Puis, en 2002, le coup de grâce : la mine ferme, et la population chute dramatiquement. La décision divise. Certains partent pour les grandes villes, d’autres restent, déterminés à faire perdurer leur ville coûte que coûte. « La fermeture de la mine a divisé la population », raconte un ancien. Ceux qui sont restés sont restés par amour pour leur ville, une sorte de fidélité teintée de nostalgie, bien décidés à ne pas laisser tomber ce qui fut un Eldorado.
Malgré tout, Murdochville refuse de se laisser enterrer. Guillaume, un entrepreneur visionnaire, débarque avec des idées pleines de promesses : revitaliser la ville par le plein air, notamment grâce au ski. Il faut dire que les montagnes de Murdochville offrent des pentes parfaites pour les amateurs de glisse. Guillaume voit en ces montagnes un potentiel touristique inexploité, une opportunité de faire revivre l’économie locale avec des activités sportives et un tourisme axé sur la nature.
Et ça marche! Peu à peu, le ski attire du monde, et Murdochville se refait une réputation, loin du domaine minier, comme une destination de plein air. Mais même avec cet élan positif, un retour de la mine plane encore dans les esprits.
En effet, un nouveau projet de réouverture de la mine de cuivre commence à germer. Certains habitants sont emballés : ils voient là une chance de raviver le passé glorieux de Murdochville, avec des emplois bien payés et une possible croissance économique. Mais tout le monde n’est pas de cet avis. La réouverture divise de nouveau, non pas cette fois pour des raisons de survie, mais pour des raisons environnementales. L’opposition grandit, notamment chez ceux qui redoutent les impacts écologiques de la mine sur la région, les risques pour les ressources en eau, et la destruction des paysages.

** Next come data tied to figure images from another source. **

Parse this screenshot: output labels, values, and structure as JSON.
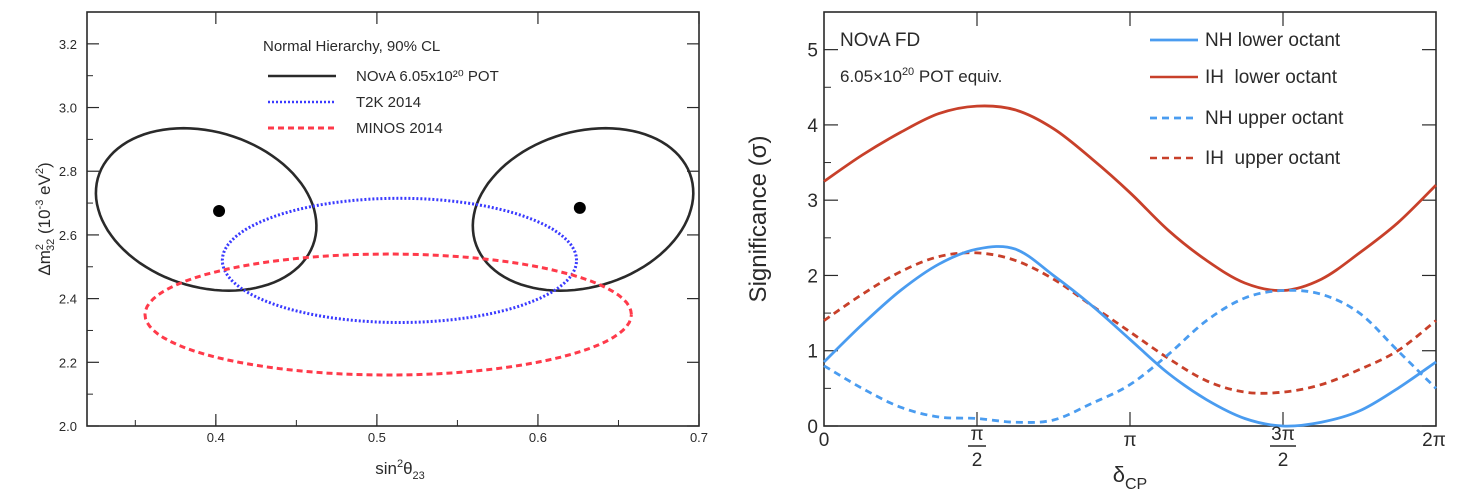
{
  "chart_data": [
    {
      "type": "line",
      "plot_kind": "contour",
      "title": "Normal Hierarchy, 90% CL",
      "xlabel": "sin²θ₂₃",
      "ylabel": "Δm²₃₂ (10⁻³ eV²)",
      "xlim": [
        0.32,
        0.7
      ],
      "ylim": [
        2.0,
        3.3
      ],
      "x_ticks": [
        "0.4",
        "0.5",
        "0.6",
        "0.7"
      ],
      "y_ticks": [
        "2.0",
        "2.2",
        "2.4",
        "2.6",
        "2.8",
        "3.0",
        "3.2"
      ],
      "legend_placement": "top-right",
      "series": [
        {
          "name": "NOvA 6.05x10²⁰ POT",
          "style": "solid",
          "color": "#2a2a2a",
          "contours": [
            {
              "cx": 0.394,
              "cy": 2.68,
              "rx": 0.067,
              "ry": 0.255,
              "tilt": -0.055
            },
            {
              "cx": 0.628,
              "cy": 2.68,
              "rx": 0.067,
              "ry": 0.255,
              "tilt": 0.055
            }
          ],
          "best_fit": [
            {
              "x": 0.402,
              "y": 2.675
            },
            {
              "x": 0.626,
              "y": 2.685
            }
          ]
        },
        {
          "name": "T2K 2014",
          "style": "dotted",
          "color": "#3a3aff",
          "contours": [
            {
              "cx": 0.514,
              "cy": 2.52,
              "rx": 0.11,
              "ry": 0.195,
              "tilt": 0
            }
          ]
        },
        {
          "name": "MINOS 2014",
          "style": "dashed",
          "color": "#ff3a4a",
          "contours": [
            {
              "cx": 0.507,
              "cy": 2.35,
              "rx": 0.151,
              "ry": 0.19,
              "tilt": 0
            }
          ]
        }
      ]
    },
    {
      "type": "line",
      "title": "NOvA FD",
      "subtitle": "6.05×10²⁰ POT equiv.",
      "xlabel": "δCP",
      "ylabel": "Significance (σ)",
      "xlim": [
        0,
        6.2832
      ],
      "ylim": [
        0,
        5.5
      ],
      "x_ticks": [
        "0",
        "π/2",
        "π",
        "3π/2",
        "2π"
      ],
      "y_ticks": [
        "0",
        "1",
        "2",
        "3",
        "4",
        "5"
      ],
      "legend_placement": "top-right",
      "x": [
        0,
        0.3927,
        0.7854,
        1.1781,
        1.5708,
        1.9635,
        2.3562,
        2.7489,
        3.1416,
        3.5343,
        3.927,
        4.3197,
        4.7124,
        5.1051,
        5.4978,
        5.8905,
        6.2832
      ],
      "series": [
        {
          "name": "NH lower octant",
          "style": "solid",
          "color": "#4a9cf0",
          "values": [
            0.85,
            1.35,
            1.8,
            2.15,
            2.35,
            2.35,
            2.0,
            1.6,
            1.15,
            0.7,
            0.35,
            0.1,
            0.0,
            0.05,
            0.2,
            0.5,
            0.85
          ]
        },
        {
          "name": "IH  lower octant",
          "style": "solid",
          "color": "#c8402a",
          "values": [
            3.25,
            3.6,
            3.9,
            4.15,
            4.25,
            4.2,
            3.95,
            3.55,
            3.1,
            2.6,
            2.2,
            1.9,
            1.8,
            1.95,
            2.3,
            2.7,
            3.2
          ]
        },
        {
          "name": "NH upper octant",
          "style": "dashed",
          "color": "#4a9cf0",
          "values": [
            0.8,
            0.5,
            0.25,
            0.12,
            0.1,
            0.05,
            0.08,
            0.3,
            0.55,
            0.95,
            1.4,
            1.7,
            1.8,
            1.75,
            1.5,
            1.0,
            0.5
          ]
        },
        {
          "name": "IH  upper octant",
          "style": "dashed",
          "color": "#c8402a",
          "values": [
            1.4,
            1.75,
            2.05,
            2.25,
            2.3,
            2.2,
            1.95,
            1.6,
            1.25,
            0.9,
            0.6,
            0.45,
            0.45,
            0.55,
            0.75,
            1.0,
            1.4
          ]
        }
      ]
    }
  ]
}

Cette dualité entre l’héritage minier et la transition écologique résume parfaitement le dilemme moderne de Murdochville. D’un côté, l’histoire de la ville est profondément liée au cuivre; de l’autre, la population change, et certains voient en Murdochville un nouveau havre de tranquillité et de nature. Ils ne veulent pas voir cette renaissance compromise par les camions de minerai et les foreuses.
La vidéo ci-haut capture cette réalité complexe, où l’ancien et le nouveau coexistent tant bien que mal.

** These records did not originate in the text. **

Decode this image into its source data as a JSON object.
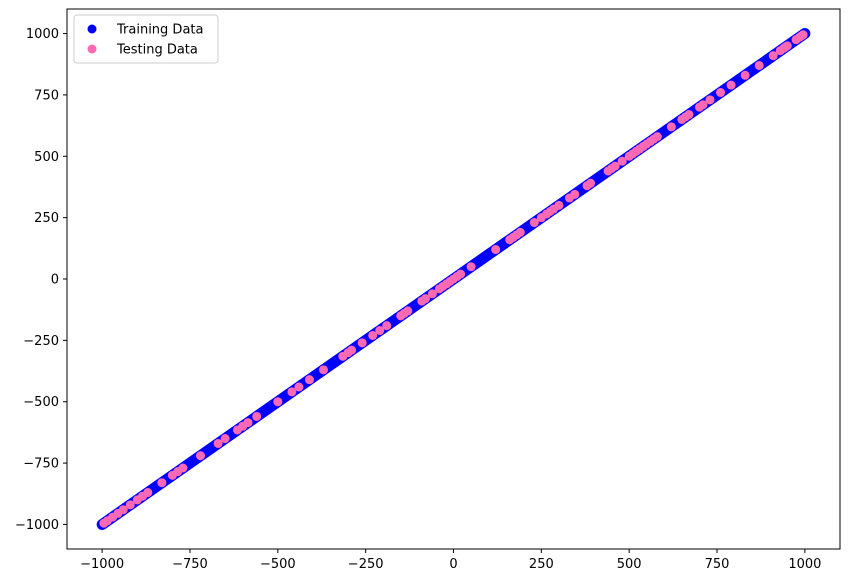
{
  "chart_data": {
    "type": "scatter",
    "title": "",
    "xlabel": "",
    "ylabel": "",
    "xlim": [
      -1100,
      1100
    ],
    "ylim": [
      -1100,
      1100
    ],
    "x_ticks": [
      -1000,
      -750,
      -500,
      -250,
      0,
      250,
      500,
      750,
      1000
    ],
    "y_ticks": [
      -1000,
      -750,
      -500,
      -250,
      0,
      250,
      500,
      750,
      1000
    ],
    "x_tick_labels": [
      "−1000",
      "−750",
      "−500",
      "−250",
      "0",
      "250",
      "500",
      "750",
      "1000"
    ],
    "y_tick_labels": [
      "−1000",
      "−750",
      "−500",
      "−250",
      "0",
      "250",
      "500",
      "750",
      "1000"
    ],
    "grid": false,
    "legend_position": "top-left",
    "series": [
      {
        "name": "Training Data",
        "color": "#0000ff",
        "marker": "circle",
        "note_range": [
          -1000,
          1000
        ],
        "x": [
          -1000,
          -980,
          -960,
          -940,
          -920,
          -900,
          -880,
          -860,
          -840,
          -820,
          -800,
          -780,
          -760,
          -740,
          -720,
          -700,
          -680,
          -660,
          -640,
          -620,
          -600,
          -580,
          -560,
          -540,
          -520,
          -500,
          -480,
          -460,
          -440,
          -420,
          -400,
          -380,
          -360,
          -340,
          -320,
          -300,
          -280,
          -260,
          -240,
          -220,
          -200,
          -180,
          -160,
          -140,
          -120,
          -100,
          -80,
          -60,
          -40,
          -20,
          0,
          20,
          40,
          60,
          80,
          100,
          120,
          140,
          160,
          180,
          200,
          220,
          240,
          260,
          280,
          300,
          320,
          340,
          360,
          380,
          400,
          420,
          440,
          460,
          480,
          500,
          520,
          540,
          560,
          580,
          600,
          620,
          640,
          660,
          680,
          700,
          720,
          740,
          760,
          780,
          800,
          820,
          840,
          860,
          880,
          900,
          920,
          940,
          960,
          980,
          1000
        ],
        "y": [
          -1000,
          -980,
          -960,
          -940,
          -920,
          -900,
          -880,
          -860,
          -840,
          -820,
          -800,
          -780,
          -760,
          -740,
          -720,
          -700,
          -680,
          -660,
          -640,
          -620,
          -600,
          -580,
          -560,
          -540,
          -520,
          -500,
          -480,
          -460,
          -440,
          -420,
          -400,
          -380,
          -360,
          -340,
          -320,
          -300,
          -280,
          -260,
          -240,
          -220,
          -200,
          -180,
          -160,
          -140,
          -120,
          -100,
          -80,
          -60,
          -40,
          -20,
          0,
          20,
          40,
          60,
          80,
          100,
          120,
          140,
          160,
          180,
          200,
          220,
          240,
          260,
          280,
          300,
          320,
          340,
          360,
          380,
          400,
          420,
          440,
          460,
          480,
          500,
          520,
          540,
          560,
          580,
          600,
          620,
          640,
          660,
          680,
          700,
          720,
          740,
          760,
          780,
          800,
          820,
          840,
          860,
          880,
          900,
          920,
          940,
          960,
          980,
          1000
        ]
      },
      {
        "name": "Testing Data",
        "color": "#ff69b4",
        "marker": "circle",
        "x": [
          -995,
          -985,
          -970,
          -955,
          -940,
          -920,
          -900,
          -885,
          -870,
          -830,
          -800,
          -785,
          -770,
          -720,
          -670,
          -650,
          -615,
          -600,
          -585,
          -560,
          -500,
          -460,
          -440,
          -410,
          -370,
          -315,
          -300,
          -290,
          -260,
          -230,
          -210,
          -190,
          -150,
          -140,
          -130,
          -90,
          -80,
          -60,
          -40,
          -30,
          -20,
          -10,
          0,
          10,
          20,
          50,
          120,
          160,
          170,
          180,
          190,
          230,
          250,
          265,
          275,
          285,
          300,
          330,
          345,
          380,
          390,
          440,
          450,
          460,
          480,
          500,
          510,
          520,
          530,
          540,
          550,
          560,
          570,
          580,
          620,
          650,
          660,
          670,
          700,
          710,
          730,
          760,
          790,
          830,
          870,
          910,
          930,
          940,
          945,
          950,
          975,
          985,
          990,
          995
        ],
        "y": [
          -995,
          -985,
          -970,
          -955,
          -940,
          -920,
          -900,
          -885,
          -870,
          -830,
          -800,
          -785,
          -770,
          -720,
          -670,
          -650,
          -615,
          -600,
          -585,
          -560,
          -500,
          -460,
          -440,
          -410,
          -370,
          -315,
          -300,
          -290,
          -260,
          -230,
          -210,
          -190,
          -150,
          -140,
          -130,
          -90,
          -80,
          -60,
          -40,
          -30,
          -20,
          -10,
          0,
          10,
          20,
          50,
          120,
          160,
          170,
          180,
          190,
          230,
          250,
          265,
          275,
          285,
          300,
          330,
          345,
          380,
          390,
          440,
          450,
          460,
          480,
          500,
          510,
          520,
          530,
          540,
          550,
          560,
          570,
          580,
          620,
          650,
          660,
          670,
          700,
          710,
          730,
          760,
          790,
          830,
          870,
          910,
          930,
          940,
          945,
          950,
          975,
          985,
          990,
          995
        ]
      }
    ]
  }
}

Elle montre la résilience des habitants, qui se battent pour ne pas voir leur ville disparaître. Chacun y va de son anecdote : les partys qui s’étiraient du vendredi au dimanche sans se coucher, le parc de la 5e rue rempli de jeunes, les maisons où les portes restaient déverrouillées, symbole d’une confiance révolue.
Le retour d’une possible exploitation minière laisse présager un débat enflammé au sein de cette petite communauté de 1000 âmes. Mais Murdochville a l’habitude de relever des défis. Reste à savoir si elle continuera dans sa lancée vers le plein air et l’écotourisme, ou si elle reprendra son casque de mineur pour redescendre dans les entrailles de la terre.

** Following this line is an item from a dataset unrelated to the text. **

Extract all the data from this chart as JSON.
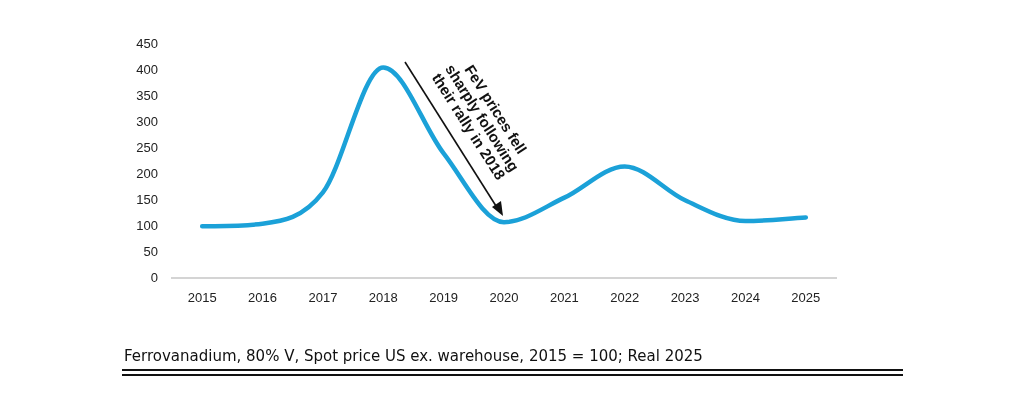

Dans tous les cas, la ville garde une place bien spéciale dans le cœur de ses habitants et de ceux qui ont un jour arpenté ses rues ou ses montagnes. Et peut-être que, grâce à un équilibre entre tradition et modernité, Murdochville réussira son pari : prouver que même loin des grands centres, une communauté peut renaître.
C’est une histoire de vitalité retrouvée, de cohabitation entre la couleur des vêtements de sport des skieurs et la lueur des métaux qui nourrissent l’idée d’une nouvelle mine, sur le fond blanc de la neige qui traverse les époques.